At the time of the presentation, 26 patients (19 with standard-risk cytogenetics and 7 with high-risk cytogenetics) had confirmed MRD negativity and entered treatment-free observation. After a median follow-up of 4.9 months (range = 0.2-12.2), there was no relapse or resurgence of MRD among this group.

Dr. Costa reported that all patients had at least a partial response (PR) by the end of the second induction cycle. After induction, 92% of patients obtained a very good PR or better, including 39% who experienced a stringent complete response.

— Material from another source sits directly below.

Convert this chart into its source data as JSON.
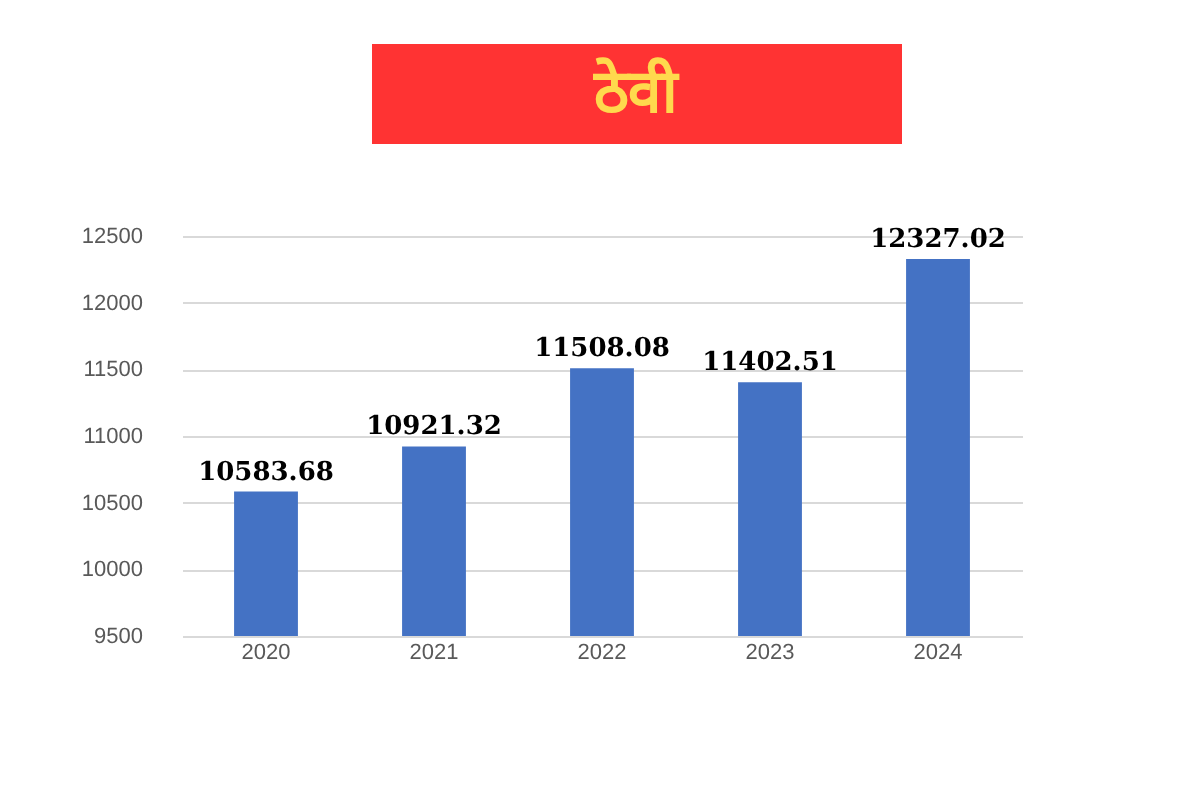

Based on these results, “Intense quadruplet therapy and achievement of confirmed MRD-negative complete response may enable safe transition to observation or MRD surveillance and reduce the physical and financial burden of continuous therapy,” Dr. Costa said. However, these results are limited by the non-randomized design, the small number of enrolled patients, and the short duration of follow-up. The MASTER trial is still accruing patients, and it is expected to reach 123 patients to better inform outcomes.

The authors report relationships with Amgen and Janssen, which supported this trial.

Reference

Costa L, Chhabra S, Godby K, et al. Daratumumab, carfilzomib, lenalidomide and dexamethasone (Dara-KRd) induction, autologous transplantation and post-transplant, response-adapted, measurable residual disease (MRD)-based Dara-Krd consolidation in patients with newly diagnosed multiple myeloma (NDMM). Abstract #653. Presented at the 2019 American Society of Hematology Annual Meeting, December 7, 2019; Orlando, FL.